The housing finance company is expected to raise Rs 1,500 crore through the public issue.

The IPO comprises a fresh issue of Rs 400 crore and Rs 1,100-crore offer for sale by promoters and investors.

The offer for sale consists of Rs 498.4 crore worth of shares by True North Fund V LLP, Rs 332.2 crore worth of shares by Aether (Mauritius) (both are promoter selling shareholders), and Rs 176.4 crore shares by Bessemer India Capital Holdings II, Rs 56 crore shares by PS Jayakumar, Rs 35.9 crore shares by Manoj Viswanathan and Rs 1.1 crore shares by Bhaskar Chaudhry.

The prospectus also says that the company may consider a pre-IPO placement of up to Rs 160 crore in consultation with merchant bankers.
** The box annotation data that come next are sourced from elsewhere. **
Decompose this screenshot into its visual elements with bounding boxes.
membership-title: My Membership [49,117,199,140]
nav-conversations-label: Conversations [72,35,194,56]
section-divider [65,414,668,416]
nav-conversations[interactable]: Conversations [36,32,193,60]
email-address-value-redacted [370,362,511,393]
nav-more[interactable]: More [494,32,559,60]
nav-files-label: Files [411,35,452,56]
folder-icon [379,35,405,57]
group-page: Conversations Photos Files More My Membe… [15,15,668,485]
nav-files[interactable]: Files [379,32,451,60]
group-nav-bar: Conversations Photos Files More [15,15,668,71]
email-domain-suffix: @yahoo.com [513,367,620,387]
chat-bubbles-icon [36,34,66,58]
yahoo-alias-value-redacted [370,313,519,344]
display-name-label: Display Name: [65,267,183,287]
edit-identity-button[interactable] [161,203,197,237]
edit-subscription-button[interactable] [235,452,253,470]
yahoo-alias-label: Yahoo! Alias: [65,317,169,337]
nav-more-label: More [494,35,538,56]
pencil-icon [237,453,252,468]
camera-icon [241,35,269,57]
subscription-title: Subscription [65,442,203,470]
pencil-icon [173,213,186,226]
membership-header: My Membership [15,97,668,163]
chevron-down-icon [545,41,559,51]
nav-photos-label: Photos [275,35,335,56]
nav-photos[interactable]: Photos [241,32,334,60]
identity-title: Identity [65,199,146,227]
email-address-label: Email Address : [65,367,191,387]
If the pre-IPO placement is undertaken, the amount will be reduced from the fresh issue.

The company intends to utilise the net proceeds from the fresh issue for augmenting its capital base to meet requirements arising out of the growth of business and assets.

Founded by Jaithirth Rao, PS Jayakumar and Manoj Viswanathan, HFFC commenced operations in August 2010.

Its gross loan assets for the six months period ended September 2019 stood at Rs 3,113.4 crore, rising 63 percent over the same period last year. Disbursements increased 23.6 percent YoY to Rs 885.75 crore.

Profit during April-September period increased 220 percent year-on-year to Rs 36.74 crore.

As of September 2019, the company had a network of 65 branches covering more than 60 districts in 11 states and a union territory.

The book running lead managers to the issue are Axis Capital, Credit Suisse Securities (India), ICICI Securities and Kotak Mahindra Capital Company. Karvy Fintech is the registrar to the issue.

Equity shares are proposed to be listed on the BSE and National Stock Exchange.